Nationally, the Democratic Legislative Campaign Committee, a group dedicated to helping Democrats win seats in state legislatures, announced Tuesday that it had raised $5.8 million in its second quarter of fundraising, exceeding by nearly $2 million its previous record for that quarter, set in 2018. In April, the same group had reported breaking its first-quarter record by raising $6.4 million.
Democrats aren’t the only ones raking in record sums. The Republican State Leadership Committee announced last week that it had raised $10.5 million with its partner, the State Government Leadership Foundation, in the second quarter, also a record.
The Republican committee recently announced the addition of longtime Republican strategist Karl Rove and former Texas House Speaker Joe Straus to its board of directors, emphasizing the importance of Texas to this year’s elections.
“We’re in agreement that Texas is a battleground, and we’re all in to make sure we protect the Statehouse there and maintain the majority,” Austin Chambers, president of the Republican State Leadership Committee, said in June. “We’re optimistic about what’s going to happen down there.”
Israel has joked that “you don’t dust off Karl Rove” if things are going well.
“The Democrats are doing something right if we have woken up those who normally would be fixated on national politics and gotten them to pay attention in Texas,” she said. “I take it as not a threat but reassurance.”
She’s also aware that while Democrats are emboldened by recent giving, Republicans have long-standing donors they can turn to when the going gets tough. She doesn’t want to fight on those grounds.
“Our Republican friends have deep pockets and a history in this state,” she said. “But I think we have our own sense of pride. We are the party of Barbara Jordan and Ann Richards, and we will draw upon that and make sure our friends know that Texas is trendy, Texas is sexy, and keep your money here.”
Israel said she wants the campaign to focus on the diversity of Democratic candidates and their longtime issues that she believes the pandemic has brought to the forefront. Those include expansion of Medicaid and changing the police and criminal justice system.
She said she thinks people who are stuck at home because of COVID-19 are thinking about the same issues and putting their money behind those thoughts.

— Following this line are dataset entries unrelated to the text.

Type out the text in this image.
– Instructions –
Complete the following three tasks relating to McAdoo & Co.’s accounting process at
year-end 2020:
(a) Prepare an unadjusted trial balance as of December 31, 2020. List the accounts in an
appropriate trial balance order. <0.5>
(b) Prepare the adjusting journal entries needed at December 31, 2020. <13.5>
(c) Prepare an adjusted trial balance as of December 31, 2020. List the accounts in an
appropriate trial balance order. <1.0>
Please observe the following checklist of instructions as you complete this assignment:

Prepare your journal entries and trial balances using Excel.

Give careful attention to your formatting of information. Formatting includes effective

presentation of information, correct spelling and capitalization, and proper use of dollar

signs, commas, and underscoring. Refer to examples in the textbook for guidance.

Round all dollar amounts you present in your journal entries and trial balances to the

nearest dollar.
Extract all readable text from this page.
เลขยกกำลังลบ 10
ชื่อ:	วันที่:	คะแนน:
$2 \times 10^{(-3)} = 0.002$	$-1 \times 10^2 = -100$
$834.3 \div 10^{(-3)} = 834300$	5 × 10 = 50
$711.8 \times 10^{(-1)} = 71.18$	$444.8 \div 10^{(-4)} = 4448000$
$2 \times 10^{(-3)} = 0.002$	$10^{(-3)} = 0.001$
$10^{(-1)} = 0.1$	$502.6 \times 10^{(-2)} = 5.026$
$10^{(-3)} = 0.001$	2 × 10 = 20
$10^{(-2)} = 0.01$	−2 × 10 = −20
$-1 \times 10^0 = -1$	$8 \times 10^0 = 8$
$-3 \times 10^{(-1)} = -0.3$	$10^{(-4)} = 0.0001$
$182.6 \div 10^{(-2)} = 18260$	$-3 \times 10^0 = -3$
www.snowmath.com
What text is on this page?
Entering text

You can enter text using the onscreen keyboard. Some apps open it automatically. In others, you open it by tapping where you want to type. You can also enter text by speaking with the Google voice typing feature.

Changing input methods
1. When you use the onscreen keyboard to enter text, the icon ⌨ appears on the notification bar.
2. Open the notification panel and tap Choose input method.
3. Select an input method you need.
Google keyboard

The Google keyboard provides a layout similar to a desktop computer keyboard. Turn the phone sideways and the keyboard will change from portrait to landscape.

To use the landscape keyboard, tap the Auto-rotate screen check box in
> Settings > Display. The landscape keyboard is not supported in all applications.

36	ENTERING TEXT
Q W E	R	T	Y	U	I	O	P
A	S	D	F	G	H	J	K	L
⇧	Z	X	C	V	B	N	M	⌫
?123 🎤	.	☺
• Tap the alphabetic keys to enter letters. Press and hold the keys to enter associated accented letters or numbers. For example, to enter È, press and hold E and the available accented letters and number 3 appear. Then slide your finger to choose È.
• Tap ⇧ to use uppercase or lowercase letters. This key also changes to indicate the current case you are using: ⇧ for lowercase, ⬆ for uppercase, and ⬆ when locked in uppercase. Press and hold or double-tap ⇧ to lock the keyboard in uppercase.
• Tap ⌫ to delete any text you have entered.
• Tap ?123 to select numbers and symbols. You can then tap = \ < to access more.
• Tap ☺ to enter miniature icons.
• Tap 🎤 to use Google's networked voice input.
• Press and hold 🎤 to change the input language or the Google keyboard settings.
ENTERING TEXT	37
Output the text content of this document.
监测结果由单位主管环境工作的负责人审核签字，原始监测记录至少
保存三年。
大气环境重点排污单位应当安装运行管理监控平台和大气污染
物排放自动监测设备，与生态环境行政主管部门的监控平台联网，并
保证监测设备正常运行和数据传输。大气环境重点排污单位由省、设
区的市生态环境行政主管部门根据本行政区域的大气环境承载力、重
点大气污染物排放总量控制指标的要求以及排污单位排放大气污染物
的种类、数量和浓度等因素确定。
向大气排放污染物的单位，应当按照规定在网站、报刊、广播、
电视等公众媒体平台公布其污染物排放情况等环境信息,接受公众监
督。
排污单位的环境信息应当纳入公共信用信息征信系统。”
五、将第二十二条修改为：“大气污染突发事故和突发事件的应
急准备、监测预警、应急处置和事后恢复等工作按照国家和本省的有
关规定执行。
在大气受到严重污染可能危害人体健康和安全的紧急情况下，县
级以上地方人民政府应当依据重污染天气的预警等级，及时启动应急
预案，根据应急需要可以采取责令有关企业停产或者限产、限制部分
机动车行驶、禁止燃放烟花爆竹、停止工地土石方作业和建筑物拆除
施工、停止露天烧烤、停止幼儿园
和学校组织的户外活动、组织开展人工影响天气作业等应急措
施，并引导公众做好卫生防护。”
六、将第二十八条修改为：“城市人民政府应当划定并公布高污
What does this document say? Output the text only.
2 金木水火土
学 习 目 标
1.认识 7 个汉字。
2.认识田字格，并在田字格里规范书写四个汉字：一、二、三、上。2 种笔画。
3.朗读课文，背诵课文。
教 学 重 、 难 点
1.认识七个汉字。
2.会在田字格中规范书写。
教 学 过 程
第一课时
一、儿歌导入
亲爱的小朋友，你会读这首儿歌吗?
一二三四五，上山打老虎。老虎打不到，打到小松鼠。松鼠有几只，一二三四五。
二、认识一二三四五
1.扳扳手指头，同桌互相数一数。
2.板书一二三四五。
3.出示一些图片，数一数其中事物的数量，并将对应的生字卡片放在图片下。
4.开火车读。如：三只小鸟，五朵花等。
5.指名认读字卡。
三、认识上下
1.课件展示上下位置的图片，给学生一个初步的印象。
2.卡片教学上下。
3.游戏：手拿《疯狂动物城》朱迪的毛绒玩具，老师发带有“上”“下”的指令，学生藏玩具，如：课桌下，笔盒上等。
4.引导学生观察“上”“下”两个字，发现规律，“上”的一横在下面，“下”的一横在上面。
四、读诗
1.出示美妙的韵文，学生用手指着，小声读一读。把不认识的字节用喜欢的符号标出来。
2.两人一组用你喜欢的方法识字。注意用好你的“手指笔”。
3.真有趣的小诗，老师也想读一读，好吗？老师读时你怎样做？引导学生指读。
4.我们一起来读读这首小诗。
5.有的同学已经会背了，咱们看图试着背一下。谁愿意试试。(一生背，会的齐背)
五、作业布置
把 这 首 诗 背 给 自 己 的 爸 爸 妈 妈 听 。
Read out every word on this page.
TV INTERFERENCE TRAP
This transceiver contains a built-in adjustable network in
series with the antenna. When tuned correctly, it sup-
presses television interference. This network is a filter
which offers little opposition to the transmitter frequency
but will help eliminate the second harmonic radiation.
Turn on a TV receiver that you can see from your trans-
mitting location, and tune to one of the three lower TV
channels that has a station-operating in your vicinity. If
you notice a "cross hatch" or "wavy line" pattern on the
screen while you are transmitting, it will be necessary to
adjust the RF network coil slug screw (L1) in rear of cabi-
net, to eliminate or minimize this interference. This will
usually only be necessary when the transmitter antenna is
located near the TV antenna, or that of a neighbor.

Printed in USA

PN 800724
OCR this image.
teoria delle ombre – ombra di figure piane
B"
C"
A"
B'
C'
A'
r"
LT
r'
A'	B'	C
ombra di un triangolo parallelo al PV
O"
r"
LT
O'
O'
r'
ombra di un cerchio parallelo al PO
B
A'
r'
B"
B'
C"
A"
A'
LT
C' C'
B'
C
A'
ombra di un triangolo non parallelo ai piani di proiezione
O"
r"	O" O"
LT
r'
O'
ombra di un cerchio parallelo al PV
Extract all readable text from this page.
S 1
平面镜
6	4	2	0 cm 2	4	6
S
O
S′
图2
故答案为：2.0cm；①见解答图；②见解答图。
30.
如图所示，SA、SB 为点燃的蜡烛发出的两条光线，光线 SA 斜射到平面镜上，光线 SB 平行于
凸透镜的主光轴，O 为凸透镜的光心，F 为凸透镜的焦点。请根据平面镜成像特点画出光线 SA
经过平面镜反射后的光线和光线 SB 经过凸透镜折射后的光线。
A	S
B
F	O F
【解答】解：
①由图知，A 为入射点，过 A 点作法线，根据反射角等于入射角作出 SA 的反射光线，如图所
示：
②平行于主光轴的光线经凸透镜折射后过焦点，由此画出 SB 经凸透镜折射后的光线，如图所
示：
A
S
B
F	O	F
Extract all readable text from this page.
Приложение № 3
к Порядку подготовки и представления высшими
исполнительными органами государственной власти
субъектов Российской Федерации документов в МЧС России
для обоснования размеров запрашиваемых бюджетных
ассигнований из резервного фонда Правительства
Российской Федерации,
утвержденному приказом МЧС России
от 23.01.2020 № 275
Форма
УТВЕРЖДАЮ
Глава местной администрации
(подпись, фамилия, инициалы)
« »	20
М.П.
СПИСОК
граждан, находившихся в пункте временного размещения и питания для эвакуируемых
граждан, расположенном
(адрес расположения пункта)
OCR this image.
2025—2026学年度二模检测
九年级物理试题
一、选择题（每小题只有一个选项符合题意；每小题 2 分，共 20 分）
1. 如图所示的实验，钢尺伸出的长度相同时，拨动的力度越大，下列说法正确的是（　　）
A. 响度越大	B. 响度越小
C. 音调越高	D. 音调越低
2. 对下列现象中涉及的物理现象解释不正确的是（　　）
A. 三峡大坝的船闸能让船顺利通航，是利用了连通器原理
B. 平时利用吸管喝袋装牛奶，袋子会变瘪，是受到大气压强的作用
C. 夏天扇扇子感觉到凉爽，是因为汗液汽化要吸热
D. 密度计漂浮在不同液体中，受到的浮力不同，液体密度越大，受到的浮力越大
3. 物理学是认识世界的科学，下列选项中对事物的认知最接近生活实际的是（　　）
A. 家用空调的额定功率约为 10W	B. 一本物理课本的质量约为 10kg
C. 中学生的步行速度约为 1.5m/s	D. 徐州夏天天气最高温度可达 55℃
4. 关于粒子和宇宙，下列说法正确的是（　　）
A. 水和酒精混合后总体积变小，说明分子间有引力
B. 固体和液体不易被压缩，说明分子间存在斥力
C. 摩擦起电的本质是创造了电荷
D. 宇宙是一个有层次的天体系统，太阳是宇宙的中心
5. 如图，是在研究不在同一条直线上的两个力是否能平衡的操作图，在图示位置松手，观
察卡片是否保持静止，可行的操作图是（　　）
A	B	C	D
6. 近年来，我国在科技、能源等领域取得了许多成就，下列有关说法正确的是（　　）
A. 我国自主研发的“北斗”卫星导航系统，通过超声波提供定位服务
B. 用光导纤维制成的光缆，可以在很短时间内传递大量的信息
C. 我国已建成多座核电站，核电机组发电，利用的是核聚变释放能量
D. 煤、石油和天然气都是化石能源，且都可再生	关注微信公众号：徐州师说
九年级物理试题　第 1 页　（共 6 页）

“They are coming from a position of being frustrated that the state that they love is not being represented correctly,” she said. “We have Republicans who seem too eager to cater to a fringe element of the electorate rather than what we’re witnessing — a couple of dozen [Democratic] candidates who are not running an anti-Trump campaign, they’re running pro-Texas campaigns, that revolve around Texas families who are struggling in the pandemic and whose health care is tied to the people they work for.”
The Texas House Democratic Campaign Committee will use the money raised in the first six months to make sure candidates are able to get their messages out — something Israel admits was lacking in previous election cycles. The group does not get involved in primary fights between Democrats, but once the July 14 runoff winners are declared, it plans to round out its giving to those candidates. When that’s done, it will have contributed half a million dollars to 29 candidates for the year to that point.
“The goal of HDCC is to fill in the gaps and be there for every candidate who is hustling and making connections with voters,” she said. “They sometimes just need that extra financial lift to do that extra campaign mailer. We will be mission control.”
Israel, who got started in Texas politics as an aide on Gov. Ann Richards’ election campaign, knows that Democrats have promised victory multiple times over the last two decades only to come up empty-handed. But this year, she said, things are different.
“Our political timing is unique. Redistricting is around the corner, it’s a presidential year [and] the man who holds the office doesn’t seem to care about bringing people together,” she said. “We keep saying every two-year cycle, ‘This is the year.’ This time we really, really mean it.”